Sympathy plays a far more foundational role in WN than has previously been noted by any scholar which I have encountered. If we return to the butcher, brewer and baker, example, where we address ourselves not to their benevolence but to their self-interest, all commentators seem to have overlooked the question of how we are to go about addressing ourselves to another's self-interest. The obvious and simple answer to this is Sympathy. We put ourselves in their place, we realise that they expect to be paid for their labour as we would expect to be paid for our own, and as a result we understand that the appropriate behaviour expected of us is to pay for their service. In the primitive society, where the hunter begins to trade his bows for food and starts down the long road towards commercial society, it must be Sympathy which alerts his fellow hunters that he wants something in return for the bows he produces. “Give me that which I want, and you shall have this which you want” requires that I can escape my own self-interest and understand what you want, and have at least a basic level of Sympathy for you otherwise I would not know what to offer you.

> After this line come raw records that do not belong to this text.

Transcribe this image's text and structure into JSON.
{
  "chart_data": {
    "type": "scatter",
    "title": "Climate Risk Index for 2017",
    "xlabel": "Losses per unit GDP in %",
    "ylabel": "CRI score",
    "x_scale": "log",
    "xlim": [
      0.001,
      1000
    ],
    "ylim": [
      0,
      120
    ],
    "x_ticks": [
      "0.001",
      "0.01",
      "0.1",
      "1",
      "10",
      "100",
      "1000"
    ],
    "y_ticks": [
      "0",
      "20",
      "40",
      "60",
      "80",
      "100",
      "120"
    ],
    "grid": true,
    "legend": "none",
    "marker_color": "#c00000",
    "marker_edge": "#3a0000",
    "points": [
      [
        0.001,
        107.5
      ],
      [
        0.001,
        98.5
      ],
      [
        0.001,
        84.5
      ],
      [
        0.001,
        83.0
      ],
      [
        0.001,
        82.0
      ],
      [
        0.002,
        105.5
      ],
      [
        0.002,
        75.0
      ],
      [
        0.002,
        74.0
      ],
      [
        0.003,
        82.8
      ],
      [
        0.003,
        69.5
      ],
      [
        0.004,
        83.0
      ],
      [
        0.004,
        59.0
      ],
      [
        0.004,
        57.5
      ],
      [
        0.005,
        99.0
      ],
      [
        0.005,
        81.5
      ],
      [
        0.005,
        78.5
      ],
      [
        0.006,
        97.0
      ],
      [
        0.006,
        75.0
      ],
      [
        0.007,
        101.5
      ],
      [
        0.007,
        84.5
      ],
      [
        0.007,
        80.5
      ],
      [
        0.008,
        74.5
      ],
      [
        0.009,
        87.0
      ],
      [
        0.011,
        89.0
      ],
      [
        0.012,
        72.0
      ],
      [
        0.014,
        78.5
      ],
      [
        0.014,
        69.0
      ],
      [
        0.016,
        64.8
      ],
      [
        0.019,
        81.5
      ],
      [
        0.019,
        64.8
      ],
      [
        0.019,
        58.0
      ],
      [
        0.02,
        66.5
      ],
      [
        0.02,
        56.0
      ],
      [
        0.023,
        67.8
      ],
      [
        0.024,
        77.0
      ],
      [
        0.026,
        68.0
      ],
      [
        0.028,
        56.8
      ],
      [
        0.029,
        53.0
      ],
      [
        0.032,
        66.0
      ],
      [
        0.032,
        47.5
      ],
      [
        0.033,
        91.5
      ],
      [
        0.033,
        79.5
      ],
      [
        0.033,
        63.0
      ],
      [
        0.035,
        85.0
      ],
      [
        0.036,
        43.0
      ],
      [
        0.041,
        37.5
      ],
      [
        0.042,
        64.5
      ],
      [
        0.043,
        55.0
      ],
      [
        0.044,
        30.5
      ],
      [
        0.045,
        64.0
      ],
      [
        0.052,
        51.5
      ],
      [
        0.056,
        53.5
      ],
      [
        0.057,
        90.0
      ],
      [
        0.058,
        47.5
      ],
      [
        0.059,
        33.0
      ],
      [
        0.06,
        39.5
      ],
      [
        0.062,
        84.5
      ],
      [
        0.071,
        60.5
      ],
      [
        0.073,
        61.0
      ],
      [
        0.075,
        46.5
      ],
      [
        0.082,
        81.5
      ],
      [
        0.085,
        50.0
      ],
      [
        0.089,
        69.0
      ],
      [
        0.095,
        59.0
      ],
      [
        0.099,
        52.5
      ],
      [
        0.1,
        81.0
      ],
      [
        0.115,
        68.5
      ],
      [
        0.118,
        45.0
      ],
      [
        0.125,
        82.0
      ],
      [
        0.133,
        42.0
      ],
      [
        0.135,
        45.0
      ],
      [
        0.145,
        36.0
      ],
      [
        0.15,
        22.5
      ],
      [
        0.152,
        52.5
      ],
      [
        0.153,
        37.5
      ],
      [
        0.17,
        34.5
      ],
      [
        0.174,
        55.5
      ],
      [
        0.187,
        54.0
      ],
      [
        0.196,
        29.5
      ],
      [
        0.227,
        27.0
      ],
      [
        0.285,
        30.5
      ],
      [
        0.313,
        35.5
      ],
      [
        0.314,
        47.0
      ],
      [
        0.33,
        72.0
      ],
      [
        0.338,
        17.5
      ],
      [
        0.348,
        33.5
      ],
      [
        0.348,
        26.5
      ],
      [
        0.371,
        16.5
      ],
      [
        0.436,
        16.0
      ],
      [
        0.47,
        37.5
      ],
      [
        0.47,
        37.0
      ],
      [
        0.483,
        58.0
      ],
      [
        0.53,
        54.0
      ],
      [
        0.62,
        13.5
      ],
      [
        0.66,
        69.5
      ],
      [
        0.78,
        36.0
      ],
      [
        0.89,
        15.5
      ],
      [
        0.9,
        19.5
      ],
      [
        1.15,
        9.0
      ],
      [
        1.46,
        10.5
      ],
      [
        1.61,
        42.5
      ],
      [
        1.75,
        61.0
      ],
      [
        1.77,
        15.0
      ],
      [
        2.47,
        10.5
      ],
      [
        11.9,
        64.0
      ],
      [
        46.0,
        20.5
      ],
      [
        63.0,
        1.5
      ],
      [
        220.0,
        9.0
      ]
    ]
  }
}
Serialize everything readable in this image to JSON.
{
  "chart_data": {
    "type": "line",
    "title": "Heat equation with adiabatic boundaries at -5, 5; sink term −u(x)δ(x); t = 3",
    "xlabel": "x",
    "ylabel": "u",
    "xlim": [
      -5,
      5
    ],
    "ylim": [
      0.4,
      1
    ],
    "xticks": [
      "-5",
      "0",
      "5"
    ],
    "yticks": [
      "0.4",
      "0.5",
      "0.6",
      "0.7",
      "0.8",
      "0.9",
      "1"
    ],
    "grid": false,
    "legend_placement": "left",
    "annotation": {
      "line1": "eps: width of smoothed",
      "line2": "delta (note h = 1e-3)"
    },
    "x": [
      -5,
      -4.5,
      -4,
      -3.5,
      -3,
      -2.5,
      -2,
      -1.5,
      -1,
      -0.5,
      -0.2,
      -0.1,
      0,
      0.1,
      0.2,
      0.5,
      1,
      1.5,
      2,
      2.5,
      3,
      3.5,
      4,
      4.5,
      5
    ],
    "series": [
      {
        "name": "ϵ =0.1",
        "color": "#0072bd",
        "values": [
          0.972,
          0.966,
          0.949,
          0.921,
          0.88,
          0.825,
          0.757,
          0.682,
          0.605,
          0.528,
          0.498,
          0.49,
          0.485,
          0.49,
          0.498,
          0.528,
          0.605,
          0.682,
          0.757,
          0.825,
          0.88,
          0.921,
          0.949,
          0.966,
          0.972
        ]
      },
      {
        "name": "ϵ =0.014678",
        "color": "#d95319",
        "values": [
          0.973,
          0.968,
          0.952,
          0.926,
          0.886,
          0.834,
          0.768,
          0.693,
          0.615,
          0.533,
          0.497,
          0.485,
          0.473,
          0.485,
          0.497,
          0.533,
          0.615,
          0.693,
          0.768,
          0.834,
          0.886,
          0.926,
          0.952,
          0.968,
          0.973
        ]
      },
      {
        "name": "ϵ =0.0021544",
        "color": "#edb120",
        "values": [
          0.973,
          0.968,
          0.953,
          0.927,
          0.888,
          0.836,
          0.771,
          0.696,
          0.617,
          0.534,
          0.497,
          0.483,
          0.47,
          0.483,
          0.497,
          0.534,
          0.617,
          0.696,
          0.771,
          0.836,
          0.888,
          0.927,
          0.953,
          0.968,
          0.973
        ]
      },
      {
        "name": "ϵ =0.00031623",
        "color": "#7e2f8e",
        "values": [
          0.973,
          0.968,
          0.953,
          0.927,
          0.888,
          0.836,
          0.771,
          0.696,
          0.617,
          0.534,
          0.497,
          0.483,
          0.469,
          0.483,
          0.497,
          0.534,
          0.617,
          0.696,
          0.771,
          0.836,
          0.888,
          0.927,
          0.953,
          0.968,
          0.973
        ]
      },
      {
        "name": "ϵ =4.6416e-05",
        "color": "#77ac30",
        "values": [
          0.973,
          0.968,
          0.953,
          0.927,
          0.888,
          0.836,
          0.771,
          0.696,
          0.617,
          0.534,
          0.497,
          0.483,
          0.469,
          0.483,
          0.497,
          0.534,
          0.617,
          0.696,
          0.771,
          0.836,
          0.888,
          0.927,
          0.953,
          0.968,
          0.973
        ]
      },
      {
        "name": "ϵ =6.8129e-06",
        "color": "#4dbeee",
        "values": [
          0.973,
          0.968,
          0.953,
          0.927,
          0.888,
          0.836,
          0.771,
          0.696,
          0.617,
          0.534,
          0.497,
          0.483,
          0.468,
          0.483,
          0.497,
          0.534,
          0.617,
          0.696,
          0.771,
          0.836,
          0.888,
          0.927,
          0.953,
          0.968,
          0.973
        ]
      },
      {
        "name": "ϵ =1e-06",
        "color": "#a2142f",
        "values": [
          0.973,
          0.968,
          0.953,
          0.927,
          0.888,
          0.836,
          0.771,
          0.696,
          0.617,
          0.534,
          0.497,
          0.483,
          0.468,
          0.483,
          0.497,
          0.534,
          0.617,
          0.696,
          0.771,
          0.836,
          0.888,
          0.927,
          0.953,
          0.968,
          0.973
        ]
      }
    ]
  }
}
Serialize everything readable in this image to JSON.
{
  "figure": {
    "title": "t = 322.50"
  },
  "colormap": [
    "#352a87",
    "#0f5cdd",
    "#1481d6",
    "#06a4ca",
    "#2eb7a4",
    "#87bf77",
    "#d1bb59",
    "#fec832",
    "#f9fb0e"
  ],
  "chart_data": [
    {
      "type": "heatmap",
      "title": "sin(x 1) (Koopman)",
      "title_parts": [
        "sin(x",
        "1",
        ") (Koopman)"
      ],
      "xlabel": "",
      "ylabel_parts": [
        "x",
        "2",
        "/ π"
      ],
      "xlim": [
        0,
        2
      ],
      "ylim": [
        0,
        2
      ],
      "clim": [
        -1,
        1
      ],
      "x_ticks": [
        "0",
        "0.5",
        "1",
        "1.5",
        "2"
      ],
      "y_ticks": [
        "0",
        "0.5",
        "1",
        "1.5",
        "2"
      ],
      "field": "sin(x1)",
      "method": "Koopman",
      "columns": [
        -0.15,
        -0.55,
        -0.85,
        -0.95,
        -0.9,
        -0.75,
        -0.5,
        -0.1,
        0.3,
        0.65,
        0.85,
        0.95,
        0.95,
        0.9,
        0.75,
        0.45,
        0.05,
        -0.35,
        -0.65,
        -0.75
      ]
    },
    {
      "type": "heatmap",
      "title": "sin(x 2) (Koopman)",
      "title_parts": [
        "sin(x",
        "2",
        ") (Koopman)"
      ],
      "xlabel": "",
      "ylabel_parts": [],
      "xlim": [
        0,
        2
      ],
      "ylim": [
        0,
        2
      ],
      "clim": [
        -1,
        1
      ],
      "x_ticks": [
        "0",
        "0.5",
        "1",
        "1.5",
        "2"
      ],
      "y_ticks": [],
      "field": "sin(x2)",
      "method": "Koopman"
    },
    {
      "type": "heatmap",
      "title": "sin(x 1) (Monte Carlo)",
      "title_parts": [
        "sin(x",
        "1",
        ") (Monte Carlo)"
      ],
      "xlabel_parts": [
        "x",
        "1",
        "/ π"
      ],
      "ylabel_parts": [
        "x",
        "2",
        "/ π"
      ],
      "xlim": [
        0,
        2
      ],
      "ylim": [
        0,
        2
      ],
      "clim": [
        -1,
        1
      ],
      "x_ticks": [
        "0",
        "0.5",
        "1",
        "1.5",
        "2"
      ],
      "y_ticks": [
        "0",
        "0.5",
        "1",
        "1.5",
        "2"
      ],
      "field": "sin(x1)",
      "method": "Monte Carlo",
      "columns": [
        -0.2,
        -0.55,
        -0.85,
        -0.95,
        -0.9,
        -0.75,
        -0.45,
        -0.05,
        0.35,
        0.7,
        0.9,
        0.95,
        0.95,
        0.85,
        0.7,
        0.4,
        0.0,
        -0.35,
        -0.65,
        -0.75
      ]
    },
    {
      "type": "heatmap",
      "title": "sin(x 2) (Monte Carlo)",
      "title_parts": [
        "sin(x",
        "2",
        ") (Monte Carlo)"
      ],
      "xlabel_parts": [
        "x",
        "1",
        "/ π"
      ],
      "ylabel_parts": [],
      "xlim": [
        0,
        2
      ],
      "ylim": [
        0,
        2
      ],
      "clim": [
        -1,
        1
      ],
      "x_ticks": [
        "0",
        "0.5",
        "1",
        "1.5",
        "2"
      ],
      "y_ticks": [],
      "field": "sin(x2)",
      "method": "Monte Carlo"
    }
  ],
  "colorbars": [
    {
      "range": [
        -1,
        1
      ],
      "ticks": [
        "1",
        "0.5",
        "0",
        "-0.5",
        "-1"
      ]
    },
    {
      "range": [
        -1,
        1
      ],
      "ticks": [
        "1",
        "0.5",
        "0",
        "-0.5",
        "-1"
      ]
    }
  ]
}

Sympathy must therefore apply to trade at a very foundational level, and that intimate Sympathy which fosters benevolence can take hold even in business relationships. All it requires is repeated dealings with the same person, and a character which is “well-disposed”. It is not said to be central to society - but this is entirely consistent with
TMS, where Smith describes benevolence as “the ornament that embellishes” society, that which makes it happier rather than merely efficient.

I do wonder at the fact that someone with no historiographical background and only half an economics degree could make substantive corrections and suggestions at the very frontier of the field's knowledge of a canonical figure. In one way this is nice: reason is a universal solvent, and specific facts make up relatively little of total intellectual work! But in another way sad: the pompousness and boundary-work of the non-formal academic fields is again shown to be needless, and narrowing.